Stevie Wonder, Brooke Shields, Magic Johnson, Smokey Robinson, todos os outros Jacksons e milhares de fãs em lágrimas prestaram ontem a última homenagem ao génio de Michael Jackson, o Rei da Pop, que morreu aos 50 anos. Numa grande cerimónia pública no Staples Center, em Los Angeles, que foi ao mesmo tempo um serviço religioso, um espectáculo multimédia e um festival de canções, a memória de Jackson foi evocada, os seus contributos musicais reconhecidos, o seu impacto mundial festejado, o seu corpo velado, a sua morte chorada.
Os milhares de fãs que acorreram à Baixa de Los Angeles levaram a peito o tema de showneral anunciado desde a véspera: vestidos de luto, os que privilegiavam um sóbrio tributo, ou, os que mais investiram na vertente do show, imitando o ídolo, com óculos espelhados e casacos de couro vermelho.

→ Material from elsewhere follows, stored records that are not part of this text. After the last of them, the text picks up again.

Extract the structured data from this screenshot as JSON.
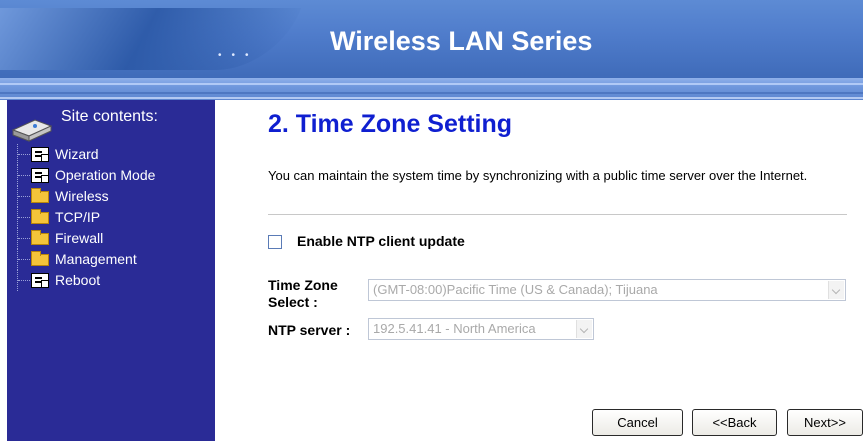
{
  "header": {
    "title": "Wireless LAN Series"
  },
  "sidebar": {
    "title": "Site contents:",
    "items": [
      {
        "label": "Wizard",
        "icon": "page-icon"
      },
      {
        "label": "Operation Mode",
        "icon": "page-icon"
      },
      {
        "label": "Wireless",
        "icon": "folder-icon"
      },
      {
        "label": "TCP/IP",
        "icon": "folder-icon"
      },
      {
        "label": "Firewall",
        "icon": "folder-icon"
      },
      {
        "label": "Management",
        "icon": "folder-icon"
      },
      {
        "label": "Reboot",
        "icon": "page-icon"
      }
    ]
  },
  "main": {
    "title": "2. Time Zone Setting",
    "description": "You can maintain the system time by synchronizing with a public time server over the Internet.",
    "ntp_checkbox_label": "Enable NTP client update",
    "ntp_checkbox_checked": false,
    "time_zone_label": "Time Zone Select :",
    "time_zone_value": "(GMT-08:00)Pacific Time (US & Canada); Tijuana",
    "ntp_server_label": "NTP server :",
    "ntp_server_value": "192.5.41.41 - North America"
  },
  "buttons": {
    "cancel": "Cancel",
    "back": "<<Back",
    "next": "Next>>"
  },
  "colors": {
    "sidebar_bg": "#2a2b96",
    "title_color": "#0f1fd0",
    "header_bg": "#4f7ccb"
  }
}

Laurie e Deborah, duas amigas de Orange County, estavam elegantemente vestidas de preto da cabeça aos pés. "Foi o que pareceu mais apropriado", justificava Laurie. "Isto é um memorial, não é um circo. É a despedida de um homem que foi um génio musical, que tocou e comoveu milhões de pessoas pelo mundo fora", acrescentava. "A morte dele ainda nos parece surreal, é como se não tivesse acontecido. Esta cerimónia é uma oportunidade de dizermos adeus a uma pessoa que foi tão importante nas nossas vidas", completava a amiga.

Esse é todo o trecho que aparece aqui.